Chancellor Rachel Reeves has come under fire from Reform UK's Treasury spokesman Robert Jenrick over new changes to Individual Savings Accounts (ISAs). The Chancellor has reduced the tax-free cash ISA allowance from £20,000 to £12,000 and introduced a 22% tax on interest on cash held in stocks and shares ISAs, where the limit remains at £20,000, to close a potential loophole for uninvested money.
Jenrick's Furious Attack in the Commons
Speaking in the House of Commons, Jenrick said: “People have already paid taxes on their ISA savings; slapping a 22% tax on them is a total betrayal of people who have worked hard and done the right thing. Rachel Reeves should stop wasting money on things like foreign aid and benefits for foreigners and leave our savers alone.”

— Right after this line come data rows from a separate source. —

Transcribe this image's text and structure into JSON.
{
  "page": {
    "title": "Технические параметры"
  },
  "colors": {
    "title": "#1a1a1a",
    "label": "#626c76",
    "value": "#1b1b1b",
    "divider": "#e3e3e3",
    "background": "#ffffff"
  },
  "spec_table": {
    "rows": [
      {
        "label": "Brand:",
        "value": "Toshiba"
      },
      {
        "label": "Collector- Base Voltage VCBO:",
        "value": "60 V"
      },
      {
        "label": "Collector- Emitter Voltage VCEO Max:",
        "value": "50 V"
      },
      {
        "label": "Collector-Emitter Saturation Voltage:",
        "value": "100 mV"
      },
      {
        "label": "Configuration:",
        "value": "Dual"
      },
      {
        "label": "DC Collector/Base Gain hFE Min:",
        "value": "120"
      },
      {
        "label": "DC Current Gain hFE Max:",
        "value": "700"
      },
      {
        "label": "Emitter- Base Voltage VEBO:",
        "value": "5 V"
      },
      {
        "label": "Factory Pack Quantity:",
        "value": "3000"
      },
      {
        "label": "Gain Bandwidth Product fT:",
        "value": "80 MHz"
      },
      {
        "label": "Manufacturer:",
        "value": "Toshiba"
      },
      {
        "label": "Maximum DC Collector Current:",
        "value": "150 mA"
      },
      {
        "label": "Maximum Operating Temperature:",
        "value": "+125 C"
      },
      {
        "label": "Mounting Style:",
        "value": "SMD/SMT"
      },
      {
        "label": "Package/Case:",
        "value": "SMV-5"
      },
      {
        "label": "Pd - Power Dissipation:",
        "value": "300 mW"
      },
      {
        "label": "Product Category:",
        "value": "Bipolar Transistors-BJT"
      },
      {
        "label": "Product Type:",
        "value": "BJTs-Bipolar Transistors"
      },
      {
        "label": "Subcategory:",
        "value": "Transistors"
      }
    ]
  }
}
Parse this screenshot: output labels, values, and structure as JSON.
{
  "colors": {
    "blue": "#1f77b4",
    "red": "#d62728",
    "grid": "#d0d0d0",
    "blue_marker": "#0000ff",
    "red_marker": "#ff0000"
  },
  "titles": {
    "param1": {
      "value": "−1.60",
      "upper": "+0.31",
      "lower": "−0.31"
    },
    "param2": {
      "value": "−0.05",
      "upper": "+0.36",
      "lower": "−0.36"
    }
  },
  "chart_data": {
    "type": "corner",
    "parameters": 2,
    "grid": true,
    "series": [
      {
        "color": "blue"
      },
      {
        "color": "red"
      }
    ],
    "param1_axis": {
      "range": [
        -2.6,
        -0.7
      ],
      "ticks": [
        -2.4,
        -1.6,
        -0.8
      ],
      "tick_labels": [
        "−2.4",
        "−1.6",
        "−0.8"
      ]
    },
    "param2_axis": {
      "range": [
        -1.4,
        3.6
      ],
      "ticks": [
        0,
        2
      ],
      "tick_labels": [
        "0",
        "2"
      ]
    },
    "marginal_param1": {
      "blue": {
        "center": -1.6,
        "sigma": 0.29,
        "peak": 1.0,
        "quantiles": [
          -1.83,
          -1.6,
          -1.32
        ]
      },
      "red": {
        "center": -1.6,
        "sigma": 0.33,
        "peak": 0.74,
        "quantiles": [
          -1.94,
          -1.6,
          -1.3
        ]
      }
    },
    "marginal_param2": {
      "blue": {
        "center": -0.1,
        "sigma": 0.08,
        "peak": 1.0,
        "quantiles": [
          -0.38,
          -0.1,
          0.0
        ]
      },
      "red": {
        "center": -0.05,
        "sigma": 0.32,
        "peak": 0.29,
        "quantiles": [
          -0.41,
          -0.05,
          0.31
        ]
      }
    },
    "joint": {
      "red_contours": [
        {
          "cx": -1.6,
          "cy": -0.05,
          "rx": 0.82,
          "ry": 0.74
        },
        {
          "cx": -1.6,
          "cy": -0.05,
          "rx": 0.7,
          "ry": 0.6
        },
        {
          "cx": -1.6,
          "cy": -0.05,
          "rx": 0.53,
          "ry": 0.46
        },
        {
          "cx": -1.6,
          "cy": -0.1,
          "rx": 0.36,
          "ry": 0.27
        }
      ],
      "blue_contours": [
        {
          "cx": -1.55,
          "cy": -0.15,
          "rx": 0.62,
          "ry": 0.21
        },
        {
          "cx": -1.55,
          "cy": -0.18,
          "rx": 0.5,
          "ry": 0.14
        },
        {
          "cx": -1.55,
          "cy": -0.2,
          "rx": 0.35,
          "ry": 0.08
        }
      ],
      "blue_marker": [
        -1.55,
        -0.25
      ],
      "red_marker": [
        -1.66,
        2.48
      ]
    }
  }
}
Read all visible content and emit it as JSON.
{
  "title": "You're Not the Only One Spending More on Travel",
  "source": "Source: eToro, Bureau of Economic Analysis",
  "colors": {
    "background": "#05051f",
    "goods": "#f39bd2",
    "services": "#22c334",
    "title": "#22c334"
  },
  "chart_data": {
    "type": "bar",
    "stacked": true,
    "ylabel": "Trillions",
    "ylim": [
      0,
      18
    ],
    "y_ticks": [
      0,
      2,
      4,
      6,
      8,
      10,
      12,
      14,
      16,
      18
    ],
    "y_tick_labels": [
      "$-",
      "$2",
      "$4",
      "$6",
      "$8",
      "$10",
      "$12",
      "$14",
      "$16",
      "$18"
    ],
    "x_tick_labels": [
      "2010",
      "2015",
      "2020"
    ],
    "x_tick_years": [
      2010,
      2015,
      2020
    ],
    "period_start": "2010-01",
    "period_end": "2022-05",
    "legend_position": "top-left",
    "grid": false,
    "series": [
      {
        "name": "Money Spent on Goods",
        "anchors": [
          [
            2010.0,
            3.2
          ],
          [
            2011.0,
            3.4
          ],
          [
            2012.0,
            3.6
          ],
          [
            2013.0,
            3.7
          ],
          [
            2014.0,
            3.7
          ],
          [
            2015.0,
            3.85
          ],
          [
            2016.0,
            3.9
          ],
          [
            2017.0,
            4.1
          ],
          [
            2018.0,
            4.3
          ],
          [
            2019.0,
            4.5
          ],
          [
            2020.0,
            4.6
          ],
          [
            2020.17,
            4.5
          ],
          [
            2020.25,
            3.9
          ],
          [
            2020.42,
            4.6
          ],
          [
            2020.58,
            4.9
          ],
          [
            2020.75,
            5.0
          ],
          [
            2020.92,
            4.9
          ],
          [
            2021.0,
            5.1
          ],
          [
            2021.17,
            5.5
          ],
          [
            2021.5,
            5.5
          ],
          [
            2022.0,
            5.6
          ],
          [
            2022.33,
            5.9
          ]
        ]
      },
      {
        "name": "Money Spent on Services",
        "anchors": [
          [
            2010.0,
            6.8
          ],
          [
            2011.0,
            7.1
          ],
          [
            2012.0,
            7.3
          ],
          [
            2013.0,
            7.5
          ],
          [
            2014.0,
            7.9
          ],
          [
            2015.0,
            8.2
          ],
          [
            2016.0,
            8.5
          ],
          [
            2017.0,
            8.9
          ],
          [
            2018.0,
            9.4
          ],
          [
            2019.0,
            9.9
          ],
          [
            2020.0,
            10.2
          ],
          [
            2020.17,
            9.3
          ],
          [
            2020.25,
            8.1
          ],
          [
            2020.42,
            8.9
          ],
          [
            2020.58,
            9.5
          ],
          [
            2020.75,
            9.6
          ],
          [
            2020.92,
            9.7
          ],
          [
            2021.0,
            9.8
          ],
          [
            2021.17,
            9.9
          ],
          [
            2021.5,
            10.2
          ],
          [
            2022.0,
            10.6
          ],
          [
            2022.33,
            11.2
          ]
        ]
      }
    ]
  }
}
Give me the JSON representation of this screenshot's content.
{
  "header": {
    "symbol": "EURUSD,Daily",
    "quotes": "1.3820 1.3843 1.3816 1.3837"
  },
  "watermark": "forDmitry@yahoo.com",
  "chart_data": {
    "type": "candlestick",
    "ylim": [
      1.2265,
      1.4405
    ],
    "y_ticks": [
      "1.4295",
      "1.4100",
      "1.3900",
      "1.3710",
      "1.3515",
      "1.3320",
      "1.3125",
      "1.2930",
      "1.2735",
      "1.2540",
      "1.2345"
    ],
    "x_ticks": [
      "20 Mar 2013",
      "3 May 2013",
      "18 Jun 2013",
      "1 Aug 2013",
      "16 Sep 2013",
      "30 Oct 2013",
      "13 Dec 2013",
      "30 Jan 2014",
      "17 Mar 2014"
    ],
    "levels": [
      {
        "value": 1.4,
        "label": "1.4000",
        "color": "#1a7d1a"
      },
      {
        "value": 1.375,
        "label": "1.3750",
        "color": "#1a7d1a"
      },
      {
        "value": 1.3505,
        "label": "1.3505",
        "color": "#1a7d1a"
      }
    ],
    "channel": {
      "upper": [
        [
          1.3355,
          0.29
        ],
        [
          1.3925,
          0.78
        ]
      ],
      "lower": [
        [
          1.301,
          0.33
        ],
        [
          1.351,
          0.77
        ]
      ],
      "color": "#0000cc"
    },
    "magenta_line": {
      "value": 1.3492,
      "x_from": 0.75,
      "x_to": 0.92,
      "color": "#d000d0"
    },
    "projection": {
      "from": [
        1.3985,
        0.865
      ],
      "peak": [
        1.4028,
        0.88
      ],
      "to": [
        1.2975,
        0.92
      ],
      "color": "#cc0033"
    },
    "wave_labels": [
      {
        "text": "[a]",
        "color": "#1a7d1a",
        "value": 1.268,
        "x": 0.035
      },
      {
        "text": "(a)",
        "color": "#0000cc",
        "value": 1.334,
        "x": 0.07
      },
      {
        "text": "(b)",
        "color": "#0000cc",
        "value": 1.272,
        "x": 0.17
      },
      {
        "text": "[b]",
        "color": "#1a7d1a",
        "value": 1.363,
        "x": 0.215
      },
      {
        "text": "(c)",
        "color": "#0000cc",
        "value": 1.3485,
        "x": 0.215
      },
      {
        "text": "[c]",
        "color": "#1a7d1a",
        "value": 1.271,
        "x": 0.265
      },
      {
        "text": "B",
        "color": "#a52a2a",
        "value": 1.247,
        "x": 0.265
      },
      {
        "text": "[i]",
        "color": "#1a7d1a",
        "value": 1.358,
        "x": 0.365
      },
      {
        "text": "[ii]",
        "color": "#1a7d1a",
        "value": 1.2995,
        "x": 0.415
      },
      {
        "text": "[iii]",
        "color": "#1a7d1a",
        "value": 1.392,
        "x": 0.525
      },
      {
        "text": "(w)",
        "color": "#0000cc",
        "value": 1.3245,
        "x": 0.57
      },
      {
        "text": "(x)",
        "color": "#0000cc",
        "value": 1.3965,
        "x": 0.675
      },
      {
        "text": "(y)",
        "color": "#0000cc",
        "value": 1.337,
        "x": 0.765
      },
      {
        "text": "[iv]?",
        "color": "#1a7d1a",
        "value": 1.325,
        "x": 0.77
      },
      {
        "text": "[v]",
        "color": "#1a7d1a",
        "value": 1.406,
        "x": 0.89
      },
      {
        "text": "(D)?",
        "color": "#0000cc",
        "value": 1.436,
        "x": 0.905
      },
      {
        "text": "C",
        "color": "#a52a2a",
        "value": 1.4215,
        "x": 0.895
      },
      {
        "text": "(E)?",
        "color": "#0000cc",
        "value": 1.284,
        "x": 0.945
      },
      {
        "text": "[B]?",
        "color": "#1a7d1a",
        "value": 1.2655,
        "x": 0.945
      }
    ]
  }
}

He added: “Tax-free ISAs are tax-free, it's a very simple principle, it's existed for 30 years, it's why 22 million people in our country have invested their savings in them, 409% of the adult population. And yet in the final act of the Chancellor she's decided to slap a 22% tax on cash in stocks and shares ISAs. Is there nothing that she doesn't want to tax?”
Jenrick called for a debate on the changes, asking: “Does the Chancellor intend to come to Parliament and account for her actions or can we have a debate on this in the name of the 22 million savers in this country who are being let down?”
Treasury Minister Defends the Changes
Treasury minister Sir Alan Campbell responded, saying: “The reality of the situation here is very simple, I'm surprised he doesn't understand that. The new cash ISA limit introduced by the Chancellor at the budget in 2025 will help to encourage retail investment and drive better returns for savers.”
He added: “We're confident that we struck the right balance between supporting normal investor behaviour while preventing routes to replicate a higher cash ISA allowance within stocks and shares and innovative finance ISAs. The new charge is aimed at deterring long-term holding of cash in ISAs that should be used for investment. We've designed the rules to be as simple as possible to maintain maximum flexibility for savers to make sure that an investment portfolio works for them. But normal investor behaviour such as holding cash in a non-cash ISA prior to investment will not be prevented by the introduction of the tax changes.”
Impact on Savers
The changes mean that from the 2025 budget, savers can only put up to £12,000 per year into a tax-free cash ISA, down from £20,000. Meanwhile, the stocks and shares ISA allowance remains at £20,000, but interest on cash held in these accounts will be taxed at 22%. The government argues the move encourages investment over cash savings, but critics say it penalises prudent savers who have already paid tax on their income.